Sebagai salah satu raksasa tekstil terbesar di Asia Tenggara, PT Sri Rejeki Isman Tbk atau yang dikenal dengan SRITEX dulunya menjadi kebanggaan Indonesia. Dengan sejarah panjang sejak 1966, SRITEX berhasil membangun reputasi sebagai perusahaan tekstil dan garmen terkemuka yang melayani pasar domestik dan internasional.
Namun, pada tahun 2021, publik dikejutkan oleh kabar kebangkrutan SRITEX. Perusahaan yang dulu berjaya kini ambruk dan meninggalkan jejak pertanyaan yang mendalam. Apa yang sebenarnya terjadi?
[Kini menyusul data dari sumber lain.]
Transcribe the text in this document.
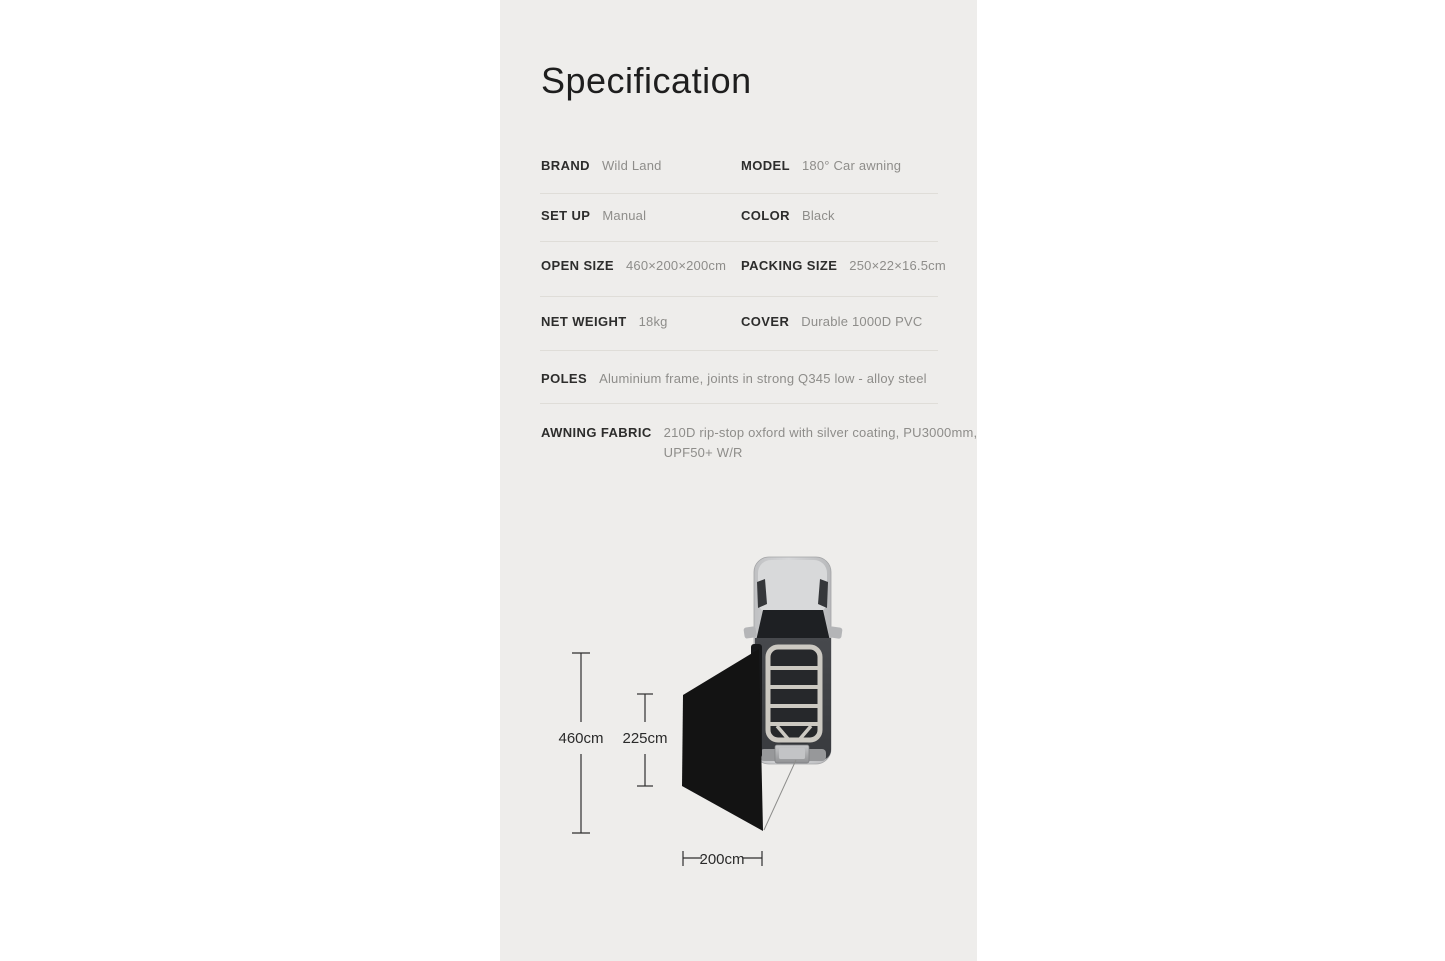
Specification
BRAND Wild Land	MODEL 180° Car awning
SET UP Manual	COLOR Black
OPEN SIZE 460×200×200cm PACKING SIZE 250×22×16.5cm
NET WEIGHT 18kg	COVER Durable 1000D PVC
POLES Aluminium frame, joints in strong Q345 low - alloy steel
AWNING FABRIC 210D rip-stop oxford with silver coating, PU3000mm,
UPF50+ W/R
460cm 225cm
200cm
Awal Mula Ambisi Perusahaan
SRITEX memiliki ambisi besar. Dengan pangsa pasar yang luas, perusahaan ini tidak hanya memproduksi tekstil untuk keperluan sehari-hari, tetapi juga menjadi pemasok seragam militer untuk berbagai negara.
Pada 2019, misalnya, perusahaan ini tercatat memiliki lebih dari 50 negara tujuan ekspor, mulai dari Timur Tengah hingga Eropa. SRITEX pun gencar melakukan ekspansi untuk meningkatkan kapasitas produksinya, terutama dengan membangun pabrik dan fasilitas baru yang membutuhkan investasi besar.
Tetapi, apa yang terjadi jika ambisi yang besar itu tidak diiringi dengan manajemen risiko yang matang? Dengan utang yang kian membesar untuk mendukung ekspansi, perusahaan ini menjadi rentan terhadap setiap perubahan ekonomi. Ketika pandemi COVID-19 mulai merebak pada tahun 2020, kerentanan tersebut mulai terlihat.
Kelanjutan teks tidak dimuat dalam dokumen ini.